Land, diversity key to building a successful property portfolio

Financial independence based on property usually requires at least three productive assets in a portfolio, but a few tips need to be followed to achieve that goal.

Newly built contemporary townhouses in Melbourne.
Buying the right block of land opens the door for higher density developments and boosting property portfolio returns. (Image source: Shutterstock.com)

Around 2.2 million Australians own an investment property. Of these, the majority (70 per cent) own just one.

The reality is that financial independence can’t be achieved by owning one investment property. While everyone has different needs and definitions of financial independence, for most people they are going to need at least three or more properties to attain financial independence.

Only a small minority (10 per cent) of property investors own three or more investment properties.

What separates the majority from the more successful minority?

The majority of investors will tell you their criteria is all about location, location, location.

Yes, location is one of the aspects you should consider, but there are two others that are just as, if not more important; land content and timing.

The minority therefore will tell you it’s about land content, timing and location.

When it comes to investing in property, location is not about “picking the worst house in the best street” as you’ll hear many pundits suggest.

That’s perhaps more relevant when choosing a home to live in.
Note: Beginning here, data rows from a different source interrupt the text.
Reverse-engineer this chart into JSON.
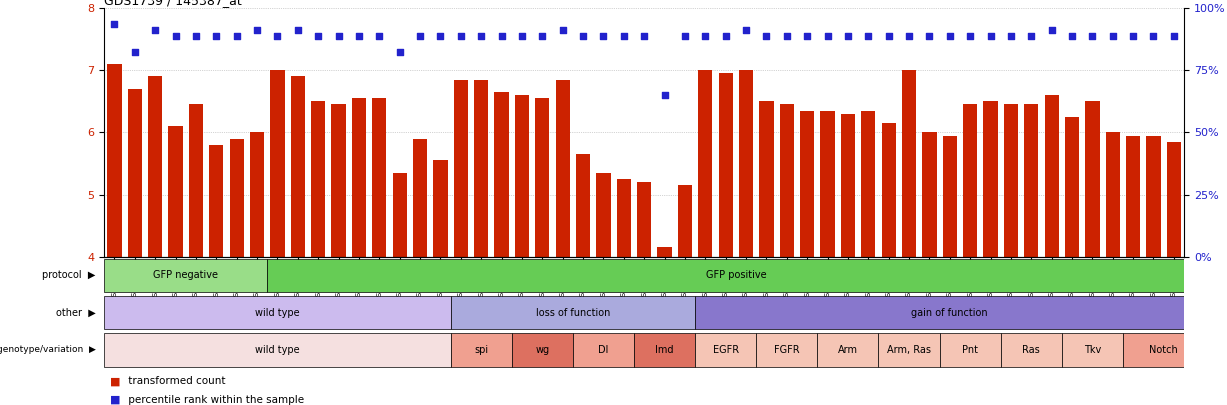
{
  "title": "GDS1739 / 145387_at",
  "samples": [
    "GSM88220",
    "GSM88221",
    "GSM88222",
    "GSM88244",
    "GSM88245",
    "GSM88259",
    "GSM88260",
    "GSM88261",
    "GSM88223",
    "GSM88224",
    "GSM88225",
    "GSM88247",
    "GSM88248",
    "GSM88249",
    "GSM88262",
    "GSM88263",
    "GSM88264",
    "GSM88217",
    "GSM88218",
    "GSM88219",
    "GSM88241",
    "GSM88242",
    "GSM88243",
    "GSM88250",
    "GSM88251",
    "GSM88252",
    "GSM88253",
    "GSM88254",
    "GSM88255",
    "GSM88211",
    "GSM88212",
    "GSM88213",
    "GSM88214",
    "GSM88215",
    "GSM88216",
    "GSM88226",
    "GSM88227",
    "GSM88228",
    "GSM88229",
    "GSM88230",
    "GSM88231",
    "GSM88232",
    "GSM88233",
    "GSM88234",
    "GSM88235",
    "GSM88236",
    "GSM88237",
    "GSM88238",
    "GSM88239",
    "GSM88240",
    "GSM88256",
    "GSM88257",
    "GSM88258"
  ],
  "bar_values": [
    7.1,
    6.7,
    6.9,
    6.1,
    6.45,
    5.8,
    5.9,
    6.0,
    7.0,
    6.9,
    6.5,
    6.45,
    6.55,
    6.55,
    5.35,
    5.9,
    5.55,
    6.85,
    6.85,
    6.65,
    6.6,
    6.55,
    6.85,
    5.65,
    5.35,
    5.25,
    5.2,
    4.15,
    5.15,
    7.0,
    6.95,
    7.0,
    6.5,
    6.45,
    6.35,
    6.35,
    6.3,
    6.35,
    6.15,
    7.0,
    6.0,
    5.95,
    6.45,
    6.5,
    6.45,
    6.45,
    6.6,
    6.25,
    6.5,
    6.0,
    5.95,
    5.95,
    5.85
  ],
  "percentile_values": [
    7.75,
    7.3,
    7.65,
    7.55,
    7.55,
    7.55,
    7.55,
    7.65,
    7.55,
    7.65,
    7.55,
    7.55,
    7.55,
    7.55,
    7.3,
    7.55,
    7.55,
    7.55,
    7.55,
    7.55,
    7.55,
    7.55,
    7.65,
    7.55,
    7.55,
    7.55,
    7.55,
    6.6,
    7.55,
    7.55,
    7.55,
    7.65,
    7.55,
    7.55,
    7.55,
    7.55,
    7.55,
    7.55,
    7.55,
    7.55,
    7.55,
    7.55,
    7.55,
    7.55,
    7.55,
    7.55,
    7.65,
    7.55,
    7.55,
    7.55,
    7.55,
    7.55,
    7.55
  ],
  "ylim": [
    4.0,
    8.0
  ],
  "yticks": [
    4,
    5,
    6,
    7,
    8
  ],
  "bar_color": "#cc2200",
  "percentile_color": "#2222cc",
  "protocol_groups": [
    {
      "label": "GFP negative",
      "start": 0,
      "end": 8,
      "color": "#99dd88"
    },
    {
      "label": "GFP positive",
      "start": 8,
      "end": 54,
      "color": "#66cc55"
    }
  ],
  "other_groups": [
    {
      "label": "wild type",
      "start": 0,
      "end": 17,
      "color": "#ccbbee"
    },
    {
      "label": "loss of function",
      "start": 17,
      "end": 29,
      "color": "#aaaadd"
    },
    {
      "label": "gain of function",
      "start": 29,
      "end": 54,
      "color": "#8877cc"
    }
  ],
  "genotype_groups": [
    {
      "label": "wild type",
      "start": 0,
      "end": 17,
      "color": "#f5e0e0"
    },
    {
      "label": "spi",
      "start": 17,
      "end": 20,
      "color": "#f0a090"
    },
    {
      "label": "wg",
      "start": 20,
      "end": 23,
      "color": "#dd7060"
    },
    {
      "label": "Dl",
      "start": 23,
      "end": 26,
      "color": "#f0a090"
    },
    {
      "label": "Imd",
      "start": 26,
      "end": 29,
      "color": "#dd7060"
    },
    {
      "label": "EGFR",
      "start": 29,
      "end": 32,
      "color": "#f5c5b5"
    },
    {
      "label": "FGFR",
      "start": 32,
      "end": 35,
      "color": "#f5c5b5"
    },
    {
      "label": "Arm",
      "start": 35,
      "end": 38,
      "color": "#f5c5b5"
    },
    {
      "label": "Arm, Ras",
      "start": 38,
      "end": 41,
      "color": "#f5c5b5"
    },
    {
      "label": "Pnt",
      "start": 41,
      "end": 44,
      "color": "#f5c5b5"
    },
    {
      "label": "Ras",
      "start": 44,
      "end": 47,
      "color": "#f5c5b5"
    },
    {
      "label": "Tkv",
      "start": 47,
      "end": 50,
      "color": "#f5c5b5"
    },
    {
      "label": "Notch",
      "start": 50,
      "end": 54,
      "color": "#f0a090"
    }
  ],
  "row_labels": [
    "protocol",
    "other",
    "genotype/variation"
  ],
  "background_color": "#ffffff",
  "grid_color": "#aaaaaa"
}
What’s most important when it comes to property investment is choosing a block of land with a house on it, rather than a unit or townhouses.
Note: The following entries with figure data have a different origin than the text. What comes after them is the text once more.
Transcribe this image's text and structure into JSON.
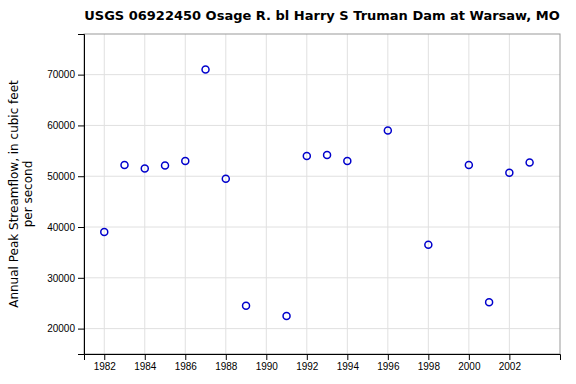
{
  "chart_data": {
    "type": "scatter",
    "title": "USGS 06922450 Osage R. bl Harry S Truman Dam at Warsaw, MO",
    "ylabel": "Annual Peak Streamflow, in cubic feet\nper second",
    "x": [
      1982,
      1983,
      1984,
      1985,
      1986,
      1987,
      1988,
      1989,
      1991,
      1992,
      1993,
      1994,
      1996,
      1998,
      2000,
      2001,
      2002,
      2003
    ],
    "values": [
      39000,
      52200,
      51500,
      52100,
      53000,
      71000,
      49500,
      24500,
      22500,
      54000,
      54200,
      53000,
      59000,
      36500,
      52200,
      25200,
      50700,
      52700
    ],
    "color": "#0000cc",
    "marker": "circle",
    "xlim": [
      1981,
      2004.5
    ],
    "ylim": [
      15000,
      78000
    ],
    "xticks": [
      1982,
      1984,
      1986,
      1988,
      1990,
      1992,
      1994,
      1996,
      1998,
      2000,
      2002
    ],
    "yticks": [
      20000,
      30000,
      40000,
      50000,
      60000,
      70000
    ],
    "grid": true
  }
}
The median house price has increased in Sydney by a multiple of seven over the past 30 years. Land has increased by double that rate. Despite this, the majority of investors buy units.

Land component is a crucial aspect to consider when investing.

It is the part of your investment that will actually grow in value. The building on the land, which you need to rent out to secure those all-important weekly rental payments, will start depreciating in value from the moment it is built.

But land, which is a finite resource, continues to grow in value. And the higher the land component the more options you have of doing something with it in the future to value-add to your investment. That could be in the form of a granny flat, subdividing the land or, if it’s big enough, developing something higher density.

The next most important criterion for investment is to buy at the right time of the cycle. Property markets move in cycles. The median house price roughly doubles every 10 years, but the majority of the growth will happen in a two-to-four-year window.

You could have bought in Sydney in 2004 and seen just 4 per cent growth through to 2011. If you bought in 2012, you would have seen a whopping 63 per cent growth through to 2015. Getting the timing right can be crucial.

Once you have all that lined up the timing is perfect. You can move ahead and buy the right investment property for your portfolio as soon as it comes up.

You don’t have to invest in an area you want to live in, it doesn’t even need to be in the same city you live in. The best way to successfully invest in property is to obtain a property that will grow in value and one that tenants want to rent.

Locating the right property

Once we have settled on the market that most suits us from a timing perspective, it is then down to location. Specifically, a location that is close to good amenities, jobs and infrastructure. This will mean it has a growing population and therefore demand for housing over time.

That’s why we suggest looking at locations close to good job nodes, things such as hospitals, major shopping centres, schools and universities that hire hundreds of people.

Also, it’s important to pick somewhere that has good public transport so renters have options for travelling in and out of the area and don’t have to wait hours for a bus or train or always rely on their car.

One in two property investors don’t own their land, nearly half of all property investors buy within a short distance of their own home, and most investors don’t own property in different capital cities, meaning they are only benefiting from the cycles of one market.

Article Q&A

How many properties do you need to own for financial independence?

Around 2.2 million Australians own an investment property. Of these, the majority (70 per cent) own just one. While everyone has different needs and definitions of financial independence, for most people they are going to need at least three or more properties to attain financial independence.

How do you build a property portfolio?

The majority of investors will tell you their criteria is all about location, location, location. Yes, location is one of the aspects you should consider, but there are two others that are just as, if not more important; land content and timing.